We had a delicious dinner at Luna Red one night, devouring paella and sangria on their lovely patio. I’ve also talked more in-depth about Ox & Anchor and Ventana Grill up above so check those out for a fancier dinner. The Madonna Inn is a quirkier choice as well.
One other option, whether for brunch, or a fancier lunch or dinner, is Brasserie SLO. Located in Hotel Cerro in downtown San Luis Obispo, we had brunch here on my last day, and I enjoyed a bellini, smoked salmon and pea quiche, and their lemon ricotta waffles w/blueberry compote.
And then there are so many good quicker food options and also GREAT coffee shops. You know I love me a coffee shop and bakery when I travel. Here were the ones we visited (the first two I go in-depth on above):
- Scout Coffee Co – A must-visit in San Luis Obispo (two locations)! Get the sunshine syrup in your latte, and try the baked goods
- Kraken Coffee Company – A few locations, we visited their delightful beachfront spot in Avila Beach for great coffee and good pastries
- Blackhorse Espresso & Bakery – A little less fancy and hipster-feeling than the other two, simple cute space. I got a maple white mocha which was pretty good.

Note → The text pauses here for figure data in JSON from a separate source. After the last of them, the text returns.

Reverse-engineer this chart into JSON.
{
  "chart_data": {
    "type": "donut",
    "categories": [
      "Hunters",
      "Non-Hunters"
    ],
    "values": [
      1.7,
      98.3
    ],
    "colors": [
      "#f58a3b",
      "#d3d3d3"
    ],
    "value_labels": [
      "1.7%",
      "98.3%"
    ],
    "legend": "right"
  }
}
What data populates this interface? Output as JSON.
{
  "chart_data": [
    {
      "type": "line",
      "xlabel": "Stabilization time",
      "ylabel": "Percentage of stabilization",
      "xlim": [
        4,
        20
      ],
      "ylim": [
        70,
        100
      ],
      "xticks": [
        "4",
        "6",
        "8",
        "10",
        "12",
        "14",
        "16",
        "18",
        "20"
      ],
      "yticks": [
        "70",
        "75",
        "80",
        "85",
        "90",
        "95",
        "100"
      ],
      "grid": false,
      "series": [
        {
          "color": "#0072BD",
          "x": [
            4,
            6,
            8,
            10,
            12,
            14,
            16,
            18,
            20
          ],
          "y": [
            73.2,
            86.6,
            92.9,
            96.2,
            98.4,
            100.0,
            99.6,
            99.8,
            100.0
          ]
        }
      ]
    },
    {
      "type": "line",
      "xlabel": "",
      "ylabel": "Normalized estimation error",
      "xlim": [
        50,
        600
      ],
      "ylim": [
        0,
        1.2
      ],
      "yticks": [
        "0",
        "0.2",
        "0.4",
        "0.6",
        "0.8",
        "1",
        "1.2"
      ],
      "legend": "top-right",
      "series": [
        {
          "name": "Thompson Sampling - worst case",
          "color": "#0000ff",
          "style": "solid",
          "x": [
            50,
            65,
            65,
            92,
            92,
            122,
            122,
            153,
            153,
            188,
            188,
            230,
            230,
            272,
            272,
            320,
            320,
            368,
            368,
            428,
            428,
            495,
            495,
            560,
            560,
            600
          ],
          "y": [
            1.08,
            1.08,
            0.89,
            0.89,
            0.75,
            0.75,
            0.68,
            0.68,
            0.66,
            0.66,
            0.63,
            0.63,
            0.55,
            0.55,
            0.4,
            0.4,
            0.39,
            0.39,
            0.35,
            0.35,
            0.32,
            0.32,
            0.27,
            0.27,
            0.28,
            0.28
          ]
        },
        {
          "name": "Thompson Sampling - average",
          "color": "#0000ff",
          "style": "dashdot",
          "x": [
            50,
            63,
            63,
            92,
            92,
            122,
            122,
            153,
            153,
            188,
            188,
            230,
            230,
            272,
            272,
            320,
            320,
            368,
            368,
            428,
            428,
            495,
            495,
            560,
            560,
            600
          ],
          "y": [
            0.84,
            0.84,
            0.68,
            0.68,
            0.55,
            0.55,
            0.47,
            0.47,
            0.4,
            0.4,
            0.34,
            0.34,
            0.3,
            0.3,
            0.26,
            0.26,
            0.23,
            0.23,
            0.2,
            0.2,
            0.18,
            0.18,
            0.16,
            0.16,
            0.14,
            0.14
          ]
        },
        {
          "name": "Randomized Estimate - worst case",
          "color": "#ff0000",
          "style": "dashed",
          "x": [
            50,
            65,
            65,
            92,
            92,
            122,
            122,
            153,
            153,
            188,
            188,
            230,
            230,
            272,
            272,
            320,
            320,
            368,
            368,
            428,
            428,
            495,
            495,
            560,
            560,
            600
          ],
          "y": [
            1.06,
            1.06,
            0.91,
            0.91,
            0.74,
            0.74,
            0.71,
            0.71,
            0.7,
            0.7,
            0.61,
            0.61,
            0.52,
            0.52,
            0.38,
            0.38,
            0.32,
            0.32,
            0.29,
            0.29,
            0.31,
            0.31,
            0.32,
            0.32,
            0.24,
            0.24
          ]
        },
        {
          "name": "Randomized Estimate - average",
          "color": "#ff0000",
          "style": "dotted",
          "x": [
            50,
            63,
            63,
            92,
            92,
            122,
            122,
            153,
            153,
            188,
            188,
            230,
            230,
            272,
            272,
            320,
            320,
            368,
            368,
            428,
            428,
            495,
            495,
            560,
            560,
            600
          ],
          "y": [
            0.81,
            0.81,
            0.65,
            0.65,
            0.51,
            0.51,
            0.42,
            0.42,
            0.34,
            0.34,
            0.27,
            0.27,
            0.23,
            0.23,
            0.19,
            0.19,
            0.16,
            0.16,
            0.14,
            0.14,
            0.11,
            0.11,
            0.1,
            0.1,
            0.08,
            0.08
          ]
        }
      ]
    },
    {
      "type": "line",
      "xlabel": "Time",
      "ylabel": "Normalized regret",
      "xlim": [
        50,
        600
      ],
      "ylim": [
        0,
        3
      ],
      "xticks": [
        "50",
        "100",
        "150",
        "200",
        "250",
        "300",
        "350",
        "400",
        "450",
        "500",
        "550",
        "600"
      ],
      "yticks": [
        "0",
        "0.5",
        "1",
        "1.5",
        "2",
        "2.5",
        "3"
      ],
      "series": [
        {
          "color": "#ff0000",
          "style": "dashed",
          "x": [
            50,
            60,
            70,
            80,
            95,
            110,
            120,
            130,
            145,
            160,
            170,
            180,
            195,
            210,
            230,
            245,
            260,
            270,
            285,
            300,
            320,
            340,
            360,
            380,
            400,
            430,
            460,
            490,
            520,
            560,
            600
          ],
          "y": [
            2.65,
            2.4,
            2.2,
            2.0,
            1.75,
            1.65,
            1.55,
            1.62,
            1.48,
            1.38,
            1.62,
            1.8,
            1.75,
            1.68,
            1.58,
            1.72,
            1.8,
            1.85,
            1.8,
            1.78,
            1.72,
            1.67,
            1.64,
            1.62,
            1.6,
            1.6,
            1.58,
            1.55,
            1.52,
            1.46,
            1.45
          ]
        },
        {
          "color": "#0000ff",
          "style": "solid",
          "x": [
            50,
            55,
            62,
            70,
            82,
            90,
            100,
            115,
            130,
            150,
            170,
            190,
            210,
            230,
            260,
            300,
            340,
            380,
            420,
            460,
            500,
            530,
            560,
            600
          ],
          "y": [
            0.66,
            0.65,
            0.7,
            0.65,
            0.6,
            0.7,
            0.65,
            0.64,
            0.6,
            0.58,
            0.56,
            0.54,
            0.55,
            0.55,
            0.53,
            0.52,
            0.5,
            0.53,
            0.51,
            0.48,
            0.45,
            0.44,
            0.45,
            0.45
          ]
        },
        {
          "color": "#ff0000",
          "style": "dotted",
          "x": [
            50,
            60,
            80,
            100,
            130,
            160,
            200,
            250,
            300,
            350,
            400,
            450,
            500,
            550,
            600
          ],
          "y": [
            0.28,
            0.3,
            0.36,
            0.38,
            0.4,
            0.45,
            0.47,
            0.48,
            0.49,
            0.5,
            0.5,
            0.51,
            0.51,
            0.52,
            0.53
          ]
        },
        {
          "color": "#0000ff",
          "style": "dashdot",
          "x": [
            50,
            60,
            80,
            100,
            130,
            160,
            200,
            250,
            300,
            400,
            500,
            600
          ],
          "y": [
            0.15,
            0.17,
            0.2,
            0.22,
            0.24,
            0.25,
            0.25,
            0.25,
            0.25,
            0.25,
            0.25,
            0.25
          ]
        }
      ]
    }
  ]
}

- Old West Cinnamon Rolls – I don’t think their coffee is impressive, but these cinnamon buns are…whoa.
If you’re looking for quicker options, Shalimar had delicious Indian delivery, and we also got our yummy picnic lunches at DePalo & Sons (a great little Italian grocer and deli). Grabbing a bite at one of the many food stands in San Luis Obispo Public Market is also a great choice. And we had a healthy, fast lunch at Seeds one day (think avocado toast, sandwiches, and smoothies),
WHEW! It’s insane how much you can cram into a long weekend in the San Luis Obispo area.